Par Olivier Petitjean
Le Dakota Access Pipeline, d’une longueur de 1800 kilomètres, doit servir à transporter le pétrole de schiste extrait dans le Dakota du Nord vers l’Est et le Sud des États-Unis et, au-delà, vers le reste du monde. Les Sioux de la réserve de Standing Rock s’opposent au passage de cet oléoduc sur leurs terres ancestrales, au bord de la rivière Missouri (lire le témoignage de Winona LaDuke que nous avions publié à ce sujet). Ils ont obtenu le soutien de nombreuses autres tribus des États-Unis et bien au-delà, ainsi que des militants de la justice climatique. Face à un gouvernement local totalement acquis au projet et à une administration Obama divisée [1], l’une de leurs principales cibles sont les grandes banques internationales qui financent le projet et les entreprises qui le portent.
Plus d’un milliard de dollars des banques françaises
Selon les chiffres compilés par l’ONG Food and Water Watch, les banques françaises sont engagées à plusieurs niveaux dans le projet du Dakota Access Pipeline, pour des sommes dépassant le milliard de dollars. Crédit agricole, Natixis et Société générale figurent parmi les banques qui ont accordé un prêt de 2,5 milliards de dollars spécifiquement dédié au financement de la construction de l’oléoduc.
BNP Paribas, Crédit agricole et Natixis financent en outre les deux firmes qui portent le projets, Energy Transfer Partners et Energy Transfer Equity. Total de l’exposition financière des banques françaises : près de 450 millions de dollars pour BNP Paribas, près de 350 millions pour le Crédit agricole, 180 millions pour Natixis et 120 millions pour la Société générale.
Une coalition d’organisations écologistes comme Greenpeace ou les Amis de la terre a adressé une lettre officielle à l’association des « Principes de l’Équateur » – un groupement de banques vantant leur responsabilité sociale et environnementale – pour s’étonner que leurs membres soient engagés dans un projet aussi problématique pour l’environnement et pour les droits des indigènes, en contradiction totale avec leurs engagements. Toutes les grandes banques françaises adhèrent officiellement aux Principes de l’Équateur. Seules deux des principales banques impliquées dans le projet, Citigroup et la norvégienne DNB, ont officiellement réagi à ces critiques, la première en assurant qu’elle incitait Energy Transfer Partners à dialoguer avec les Sioux, la seconde en annonçant qu’elle allait reconsidérer ses financements [2].
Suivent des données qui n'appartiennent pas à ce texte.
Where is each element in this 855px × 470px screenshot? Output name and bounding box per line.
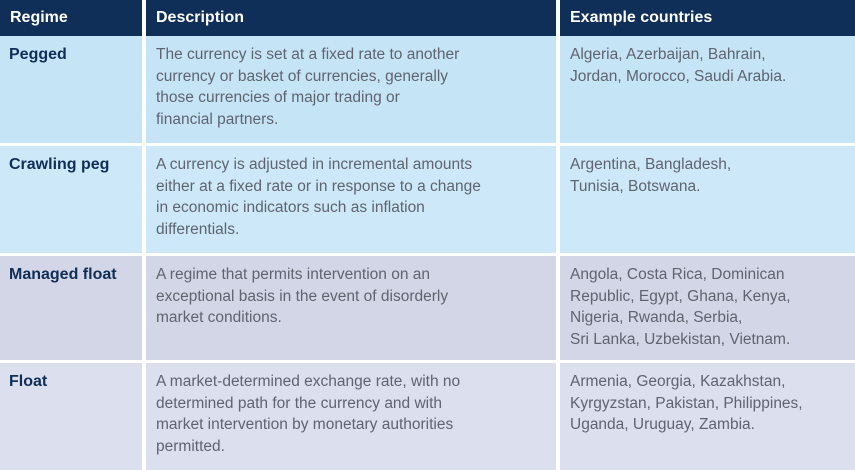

Les banques sont aujourd’hui sous pression des ONG environnementalistes qui mènent campagne pour les inciter à se désinvestir du charbon, la plus polluante des sources d’énergie fossiles. À l’occasion de la 22e Conférence climat à Marrakech, Crédit agricole, Société générale et BNP Paribas ont à nouveau fait des annonces sur leur retrait du charbon et leurs engagements pour le climat. Ce mouvement ne concerne pas du tout le pétrole et le gaz, même lorsqu’il s’agit de projets particulièrement problématiques ou polluants.
« Nous avons souffert sous tous les présidents américains »
L’élection de Donald Trump à la présidence des États-Unis n’est pas des plus réjouissantes pour les Sioux de Standing Rock et les autres opposants à l’oléoduc. Le nouveau président a en effet des liens financiers étroits avec Energy Transfer Partners et Phillips 66, deux compagnies derrière le projet, qui l’ont soutenu dans sa campagne. Et son nouveau Secrétaire à l’Énergie pourrait bien être Harold Hamm, le patron de la firme pétrolière Continental Resources, très implantée dans le gisement de pétrole de schiste de Bakken et donc hautement intéressé à son exportation. Les revendications des Sioux risquent de ne plus être entendues du tout à Washington.
« Je sais qu’il y en a qui sont inquiets à cause du nouveau président, a réagi l’une des militantes de Standing Rock, mais je vous rappelle que nous avons souffert sous tous les présidents américains depuis l’établissement même de l’Amérique… Nous devons continuer à résister et à défendre notre droit à la vie. »
Dans de telles conditions, la pression sur les banques n’en devient que plus nécessaire.